The CUP, a left-wing Catalan nationalist party which advocates a larger independent Catalonia including parts of France and of Valencia, has gone up from 3 to 7 per cent, but all parties are on very nearly on the same scores as in 2015. The top scorer in the poles is the ERC, a historic Catalan nationalist party with a broadly leftish tinge which dates back to 1931.

In 2015, ERC ran in a bloc with Puigdemont’s party, PDeCAT, a newer party which is right-wing, notorious for corruption, and historically hesitant about Catalan independence. Puigdemont wants the bloc repeated, but the ERC are saying no. Rajoy’s perspective must be to scare the more tentative supporters of independence through his hard line, and persuade them that independence is too scary and risky. His line could work the other way: the crackdown may push people toward independence.

From a distance, certainly, and maybe on the ground, it is impossible to tell which way it will go. Rajoy’s party, the People’s Party, has been and is very weak in Catalonia. The big pro-unionist parties are the Citizens’ Party and the social-democratic PSOE (called PSC in Catalonia). Citizens’ is a socially liberal, economically neo-liberal, Spanish unionist party, which started in Catalonia primarily as an anti-separatist party, and which still has its headquarters in Barcelona, though it has now spread across Spain.

The balance after 21 December may be held by an electoral coalition of Podemos, a Spanish-wide leftish party coming out of the Indignados anti-cuts movement of 2011, and Catalonia in Common, the party of Barcelona’s leftish mayor, Ada Colau, which is standing in Catalonia-wide elections for the first time. That coalition has broadly the same stance as the big trade unions: it opposes direct rule and demands a proper referendum, but also opposes Puigdemont’s declaration of independence.

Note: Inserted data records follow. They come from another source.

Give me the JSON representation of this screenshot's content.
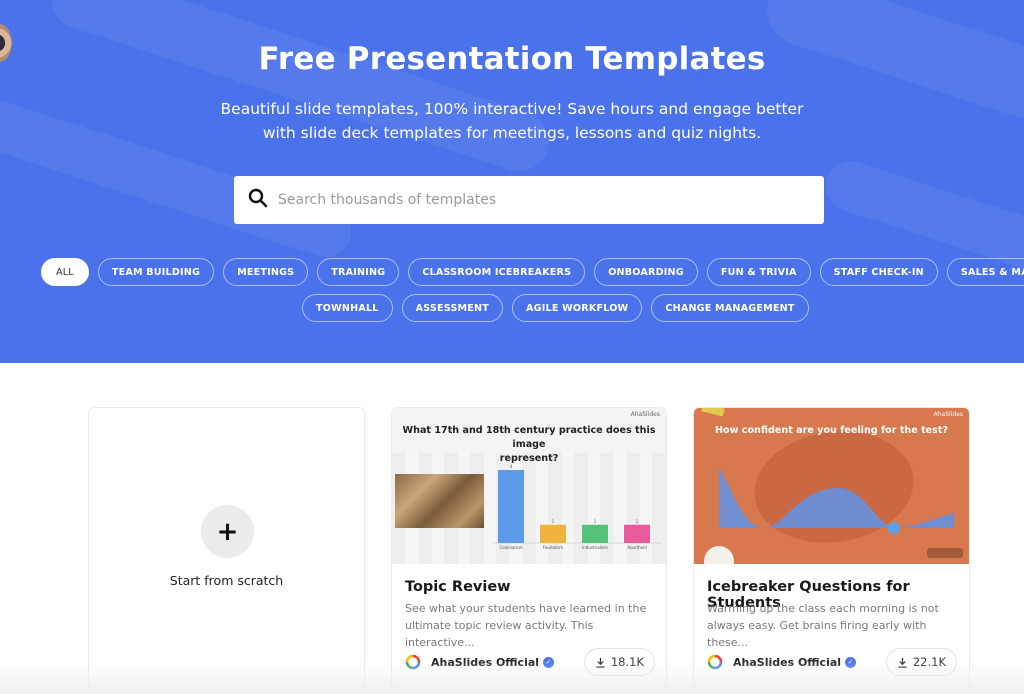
{
  "hero": {
    "title": "Free Presentation Templates",
    "subtitle_line1": "Beautiful slide templates, 100% interactive! Save hours and engage better",
    "subtitle_line2": "with slide deck templates for meetings, lessons and quiz nights.",
    "background_color": "#4a72ea"
  },
  "search": {
    "placeholder": "Search thousands of templates",
    "value": "",
    "icon": "search-icon"
  },
  "categories": {
    "row1": [
      {
        "label": "ALL",
        "active": true
      },
      {
        "label": "TEAM BUILDING",
        "active": false
      },
      {
        "label": "MEETINGS",
        "active": false
      },
      {
        "label": "TRAINING",
        "active": false
      },
      {
        "label": "CLASSROOM ICEBREAKERS",
        "active": false
      },
      {
        "label": "ONBOARDING",
        "active": false
      },
      {
        "label": "FUN & TRIVIA",
        "active": false
      },
      {
        "label": "STAFF CHECK-IN",
        "active": false
      },
      {
        "label": "SALES & MARKETING PITCHES",
        "active": false
      }
    ],
    "row2": [
      {
        "label": "TOWNHALL",
        "active": false
      },
      {
        "label": "ASSESSMENT",
        "active": false
      },
      {
        "label": "AGILE WORKFLOW",
        "active": false
      },
      {
        "label": "CHANGE MANAGEMENT",
        "active": false
      }
    ]
  },
  "scratch_card": {
    "icon": "plus-icon",
    "label": "Start from scratch"
  },
  "templates": [
    {
      "title": "Topic Review",
      "description_line1": "See what your students have learned in the",
      "description_line2": "ultimate topic review activity. This interactive...",
      "author": "AhaSlides Official",
      "verified": true,
      "downloads": "18.1K",
      "preview": {
        "brand": "AhaSlides",
        "question_line1": "What 17th and 18th century practice does this image",
        "question_line2": "represent?",
        "bars": [
          {
            "label": "Colonialism",
            "value": 4,
            "color": "#5b9bea"
          },
          {
            "label": "Feudalism",
            "value": 1,
            "color": "#f2b33d"
          },
          {
            "label": "Industrialism",
            "value": 1,
            "color": "#56c17a"
          },
          {
            "label": "Apartheid",
            "value": 1,
            "color": "#ea5a9c"
          }
        ]
      }
    },
    {
      "title": "Icebreaker Questions for Students",
      "description_line1": "Warming up the class each morning is not",
      "description_line2": "always easy. Get brains firing early with these...",
      "author": "AhaSlides Official",
      "verified": true,
      "downloads": "22.1K",
      "preview": {
        "brand": "AhaSlides",
        "question": "How confident are you feeling for the test?",
        "background_color": "#d7784e",
        "series_color": "#6a8fd6"
      }
    }
  ]
}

Catalonia in Common has broken its previous coalition with the PSC on Barcelona’s city council because of the PSC’s support for Rajoy’s imposed Madrid rule. There is some tension in Podemos about this stance. A survey of members got a majority for the line, but some Podemos MPs in the Catalan parliament voted for Puigdemont’s declaration of independence, and the Podemos leader in Catalonia has resigned. The left-wing Anticapitalistas faction is for independence.

Looking back over the evolution of Spain and Catalonia since 1975, it seems likely that a very wide range of opinion would settle for an expanded autonomy for Catalonia within a united Spain, at least as an acceptable second best. Although Rajoy currently rejects expanded autonomy, his hand may be forced on 21 December.

It is hard to see how the major bourgeois forces on either side can find a path from the current conflict to such an outcome. It remains for the working class and its movements to uphold the cause of solidarity, mutual respect, internationalism, and respect for national rights.

Our model on such questions was discussed at length in a long pamphlet by Lenin in 1913, summing up on many debates in the socialist movement of his day. The nation wishing to secede should have the right to vote on it; the main job of socialists, particularly those in the bigger power, is to argue for respect for the democratic choice. Lenin praised the Swedish workers’ response when Norway separated from Sweden in 1905: firm backing for Norway’s rights, while leaving it up to the Norwegian workers to decide whether autonomy was enough or they wanted independence.

Against Madrid’s clampdown, for Catalonia’s rights, and in all circumstances for working-class unity across the national and communal divides!